- Thottam, Manacaud Location in Kerala, India
- Coordinates: 8°28′28″N 76°56′51″E﻿ / ﻿8.47444°N 76.94750°E
- Country: India
- State: Kerala
- District: Thiruvananthapuram

Government
- • Type: democratic

Languages
- • Official: Malayalam, English
- Time zone: UTC+5:30 (IST)
- PIN: 695009
- Telephone code: 0471
- Vehicle registration: KL-01

= Thottam, Manacaud =

Thottam, Manacaud is a small region near by Manacaud, which is a suburb of Thiruvananthapuram, the capital of Kerala, India. It located between Kamaleswaram and Manacaud. Irumkulangara Durga Devi Temple is a famous Hindu temple in Thottam, Manacaud, Manacaud P.O, Thiruvananthapuram, Kerala,. AGM CSI Manacaud Church is one of the churches in Manacaud region located in MLA road (near Balavan Nagar).

==Location==
Thottam, Manacaud is 3 km from the East Fort/Thiruvananthapuram central. It located between Kamaleswaram and Manacaud. Mainly it is an residential area, very beautiful place at city premises. 24 x 7 Privately owned and KSRTC buses plying in the Kovalam route from East Fort pass through Manacaud. A bypass of National Highway 47 passes 1 km to the west of Manacaud. Nearest railway station is Thiruvananthapuram Central, around 1.5 km away. Nearest airport is Thiruvananthapuram International Airport, around 3 km away.
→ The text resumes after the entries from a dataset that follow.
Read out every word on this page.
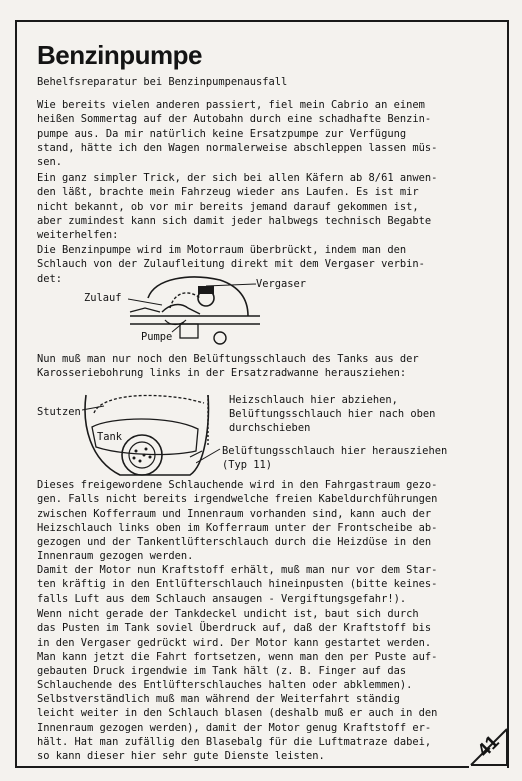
Benzinpumpe
Behelfsreparatur bei Benzinpumpenausfall
Wie bereits vielen anderen passiert, fiel mein Cabrio an einem
heißen Sommertag auf der Autobahn durch eine schadhafte Benzin-
pumpe aus. Da mir natürlich keine Ersatzpumpe zur Verfügung
stand, hätte ich den Wagen normalerweise abschleppen lassen müs-
sen.
Ein ganz simpler Trick, der sich bei allen Käfern ab 8/61 anwen-
den läßt, brachte mein Fahrzeug wieder ans Laufen. Es ist mir
nicht bekannt, ob vor mir bereits jemand darauf gekommen ist,
aber zumindest kann sich damit jeder halbwegs technisch Begabte
weiterhelfen:
Die Benzinpumpe wird im Motorraum überbrückt, indem man den
Schlauch von der Zulaufleitung direkt mit dem Vergaser verbin-
det:	Vergaser
Zulauf
Pumpe
Nun muß man nur noch den Belüftungsschlauch des Tanks aus der
Karosseriebohrung links in der Ersatzradwanne herausziehen:
Stutzen
Tank
Heizschlauch hier abziehen,
Belüftungsschlauch hier nach oben
durchschieben
Belüftungsschlauch hier herausziehen
(Typ 11)
Dieses freigewordene Schlauchende wird in den Fahrgastraum gezo-
gen. Falls nicht bereits irgendwelche freien Kabeldurchführungen
zwischen Kofferraum und Innenraum vorhanden sind, kann auch der
Heizschlauch links oben im Kofferraum unter der Frontscheibe ab-
gezogen und der Tankentlüfterschlauch durch die Heizdüse in den
Innenraum gezogen werden.
Damit der Motor nun Kraftstoff erhält, muß man nur vor dem Star-
ten kräftig in den Entlüfterschlauch hineinpusten (bitte keines-
falls Luft aus dem Schlauch ansaugen - Vergiftungsgefahr!).
Wenn nicht gerade der Tankdeckel undicht ist, baut sich durch
das Pusten im Tank soviel Überdruck auf, daß der Kraftstoff bis
in den Vergaser gedrückt wird. Der Motor kann gestartet werden.
Man kann jetzt die Fahrt fortsetzen, wenn man den per Puste auf-
gebauten Druck irgendwie im Tank hält (z. B. Finger auf das
Schlauchende des Entlüfterschlauches halten oder abklemmen).
Selbstverständlich muß man während der Weiterfahrt ständig
leicht weiter in den Schlauch blasen (deshalb muß er auch in den
Innenraum gezogen werden), damit der Motor genug Kraftstoff er-
hält. Hat man zufällig den Blasebalg für die Luftmatraze dabei,
so kann dieser hier sehr gute Dienste leisten.	41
==Residence associations==
1. Annikkavilakom Residents Association
2. Erumkulangara Residents Association
3. Shanthi Gardens
4. Balavan Nagar Etc

==Religion==
The population of thottam, manacaud mainly practices Hinduism, Islam and few followers of Christianity. Thottam is known for the Irumkulangara Durga Devi Temple. The abode of Sree Irumkulangara Durga Bhagavathi is one of the most ancient temples in Kerala. The temple is located on the bank of two ponds from where it got its name: "Erum" means two and "kulam" means pond. It is hard to find any other temple in Thiruvananthapuram, which preserves the beauty and atmosphere gifted by nature. It is believed that the temple has a relationship with Sree Padmanabha Swamy Temple, one of the temples in Thiruvananthapuram. In ancient times, priests from Sree Padmanabha Swamy Temple are believed to arrive at Erumkulangara by country boats for performing pooja and rituals.
There is also SNDP thottam unit here.